AFRIQUE / LIBERIA - « A Monrovia, une explosion de tensions latentes, découlant d’années de violences et de frustrations » déclare un missionnaire dans la Capitale du Libéria

samedi, 30 octobre 2004

Monrovia (Agence Fides) - « Il me semble être retourné en arrière d’au moins un an, et de revivre le climat de violence et d’anarchie qui a fait rage pendant des années au Libéria », déclare à l’agence Fides, le Père Mauro Armanino, Supérieur de la Société des Missions Africaines (SMA) à Monrovia. : Des affrontements ont fait en effet 4 morts et une vingtaine de blessés. « La ville est calme, dans un silence irréel, après la proclamation du couvre-feu. Les autos ne circulent pas et l’on ne voit que les piétons dans les rues ». La ville est patrouillée par la force de d’intervention rapide, constituée de militaires irlandais des Nations-Unies, qui ont déployé dans le pays 15.000 hommes, pour vérifier le maintien de la paix, et procéder au désarment des milices.

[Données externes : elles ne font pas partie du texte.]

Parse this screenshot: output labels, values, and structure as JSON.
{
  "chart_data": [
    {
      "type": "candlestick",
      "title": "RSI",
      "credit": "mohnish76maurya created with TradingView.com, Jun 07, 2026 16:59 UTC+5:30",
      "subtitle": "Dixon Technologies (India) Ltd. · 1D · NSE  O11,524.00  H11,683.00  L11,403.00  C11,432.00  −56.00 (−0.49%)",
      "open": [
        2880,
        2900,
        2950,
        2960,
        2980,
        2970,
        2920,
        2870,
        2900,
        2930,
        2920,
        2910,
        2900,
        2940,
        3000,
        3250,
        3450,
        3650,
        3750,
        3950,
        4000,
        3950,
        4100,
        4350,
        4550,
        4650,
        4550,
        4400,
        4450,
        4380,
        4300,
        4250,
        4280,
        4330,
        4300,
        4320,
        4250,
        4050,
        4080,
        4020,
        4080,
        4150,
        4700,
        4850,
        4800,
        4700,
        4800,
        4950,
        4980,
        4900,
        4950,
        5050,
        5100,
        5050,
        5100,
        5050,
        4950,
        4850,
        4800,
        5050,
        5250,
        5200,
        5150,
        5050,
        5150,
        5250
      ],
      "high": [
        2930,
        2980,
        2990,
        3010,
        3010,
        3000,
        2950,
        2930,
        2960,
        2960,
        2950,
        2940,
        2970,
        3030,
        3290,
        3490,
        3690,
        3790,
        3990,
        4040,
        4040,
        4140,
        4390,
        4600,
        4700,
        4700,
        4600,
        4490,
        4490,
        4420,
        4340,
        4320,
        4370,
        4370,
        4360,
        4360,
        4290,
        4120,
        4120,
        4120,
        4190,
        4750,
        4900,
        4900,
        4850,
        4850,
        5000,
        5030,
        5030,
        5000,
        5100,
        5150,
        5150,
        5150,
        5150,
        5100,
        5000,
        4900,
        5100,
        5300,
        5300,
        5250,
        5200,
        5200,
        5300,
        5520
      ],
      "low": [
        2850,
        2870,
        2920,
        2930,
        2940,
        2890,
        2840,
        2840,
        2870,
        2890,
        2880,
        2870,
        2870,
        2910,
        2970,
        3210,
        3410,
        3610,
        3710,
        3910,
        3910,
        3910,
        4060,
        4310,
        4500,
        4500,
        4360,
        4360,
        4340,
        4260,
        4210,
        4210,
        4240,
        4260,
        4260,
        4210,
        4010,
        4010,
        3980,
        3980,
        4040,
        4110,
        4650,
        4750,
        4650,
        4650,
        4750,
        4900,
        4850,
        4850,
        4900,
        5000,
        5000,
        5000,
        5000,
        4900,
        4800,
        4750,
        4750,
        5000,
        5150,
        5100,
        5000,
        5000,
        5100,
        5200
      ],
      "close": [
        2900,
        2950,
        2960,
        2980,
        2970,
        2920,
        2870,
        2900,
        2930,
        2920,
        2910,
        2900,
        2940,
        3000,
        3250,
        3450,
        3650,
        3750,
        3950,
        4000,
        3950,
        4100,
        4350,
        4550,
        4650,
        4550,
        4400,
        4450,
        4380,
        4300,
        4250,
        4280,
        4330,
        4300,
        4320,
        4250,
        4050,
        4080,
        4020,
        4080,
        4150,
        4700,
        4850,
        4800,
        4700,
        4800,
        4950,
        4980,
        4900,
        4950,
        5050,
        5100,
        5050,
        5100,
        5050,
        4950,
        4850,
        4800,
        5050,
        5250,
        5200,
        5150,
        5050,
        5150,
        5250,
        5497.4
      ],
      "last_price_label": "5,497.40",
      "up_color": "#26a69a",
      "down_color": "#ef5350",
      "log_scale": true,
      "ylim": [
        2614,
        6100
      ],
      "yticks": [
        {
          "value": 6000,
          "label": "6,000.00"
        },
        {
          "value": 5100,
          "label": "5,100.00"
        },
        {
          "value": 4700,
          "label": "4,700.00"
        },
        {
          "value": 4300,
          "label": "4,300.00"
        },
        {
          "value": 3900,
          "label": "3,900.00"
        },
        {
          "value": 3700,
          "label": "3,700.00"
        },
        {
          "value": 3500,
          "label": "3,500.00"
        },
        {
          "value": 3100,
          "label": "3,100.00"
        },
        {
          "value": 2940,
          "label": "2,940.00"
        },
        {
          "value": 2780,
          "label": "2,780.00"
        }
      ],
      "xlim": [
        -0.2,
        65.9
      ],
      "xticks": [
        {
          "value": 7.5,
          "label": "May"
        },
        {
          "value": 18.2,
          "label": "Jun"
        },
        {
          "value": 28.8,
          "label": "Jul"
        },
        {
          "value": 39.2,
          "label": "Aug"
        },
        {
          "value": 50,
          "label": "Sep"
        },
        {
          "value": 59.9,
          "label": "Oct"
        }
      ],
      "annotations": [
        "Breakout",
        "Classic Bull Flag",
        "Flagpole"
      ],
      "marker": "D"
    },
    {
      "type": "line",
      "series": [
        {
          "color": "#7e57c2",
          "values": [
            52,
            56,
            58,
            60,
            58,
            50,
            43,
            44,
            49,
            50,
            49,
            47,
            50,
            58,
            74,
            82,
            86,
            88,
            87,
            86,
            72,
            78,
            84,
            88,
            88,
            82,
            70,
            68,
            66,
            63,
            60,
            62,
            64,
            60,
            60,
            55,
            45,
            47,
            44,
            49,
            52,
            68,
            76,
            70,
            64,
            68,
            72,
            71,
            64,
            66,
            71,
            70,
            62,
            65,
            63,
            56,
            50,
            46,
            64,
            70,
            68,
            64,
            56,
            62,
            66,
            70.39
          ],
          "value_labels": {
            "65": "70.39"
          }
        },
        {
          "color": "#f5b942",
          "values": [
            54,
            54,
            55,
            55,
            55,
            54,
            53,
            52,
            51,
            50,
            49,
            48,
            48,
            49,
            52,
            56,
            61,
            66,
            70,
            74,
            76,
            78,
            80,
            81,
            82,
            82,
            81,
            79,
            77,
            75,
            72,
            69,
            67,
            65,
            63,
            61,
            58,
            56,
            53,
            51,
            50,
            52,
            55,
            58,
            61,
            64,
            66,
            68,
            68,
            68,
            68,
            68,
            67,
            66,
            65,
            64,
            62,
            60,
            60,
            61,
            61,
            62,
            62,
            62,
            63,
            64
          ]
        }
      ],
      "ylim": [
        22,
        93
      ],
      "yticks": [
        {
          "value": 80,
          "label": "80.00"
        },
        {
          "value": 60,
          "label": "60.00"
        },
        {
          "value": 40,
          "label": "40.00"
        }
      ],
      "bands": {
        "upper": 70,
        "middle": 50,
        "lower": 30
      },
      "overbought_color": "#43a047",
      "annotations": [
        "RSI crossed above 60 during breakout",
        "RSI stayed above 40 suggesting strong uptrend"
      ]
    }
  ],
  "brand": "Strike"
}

Le processus de désarmement devrait être déclaré terminé le 31 octobre.
Les affrontements ont duré du jeudi 28 octobre au vendredi 29 octobre : on a pillé et saccagé des bâtiments, dont des églises et des mosquées. « Plus qu’un affrontement religieux, je dirais qu’il s’agit de l’explosion de tensions latentes découlant d’années de violences et de frustrations » déclare le Père Armanino. Pendant la présidence de Charles Taylor, par exemple, les Mandingues qui sont pour la plupart musulmans, ont été chassés de leurs maisons, et leurs terres ont été confisquées et redistribués aux partisans fidèles du président de l’époque. Ce n’est pas par hasard que le principal groupe de guérilla qui luttait contre Taylor, les LURD (Libériens Unis pour le Rconciliation et la Démocratie), était formé en grande partie de Mandingues. A présent, ceux qui ont perdu maisons et terres, cherchent à les reprendre, et il est clair que naissent ainsi des tensions et des violences ».
« Les affrontements du 29 ont pour cause trois facteurs au moins. Le premier comme je l’ai déjà dit, vient des tensions du passé. Il y a aussi les nouveaux équilibres de pouvoir qui sont encore en phase d’établissement. Mais le facteur le plus important, ce sont les conditions de la plus grande partie de la population. Malgré cette année de trêve et la présence de nombreuses Agences des Nations-Unies, les conditions de vie des gens se sont peu améliorées. On manque de maisons, de travail, et, dans plusieurs familles, même de nourriture. En même temps, on impose un modèle de référence qui est inaccessible pour la plus grande partie des Libériens. Je donne un seul exemple. A Monrovia, on est sur le point d’ouvrir un deuxième opérateur de téléphones portables. Mais est-il vraiment possible que, dans une ville où, dans différents quartiers manquent l’eau potable et l’électricité, qu’il y ait un telle demande de portables pour créer un deuxième opérateur téléphonique ?... Les jeunes qui ont combattu durant la guerre civile voient leurs chefs s’enrichir, et ils veulent participer eux aussi au banquet, par la seule manière qu’ils connaissent, la violence », conclut le Père Armanino. (L.M.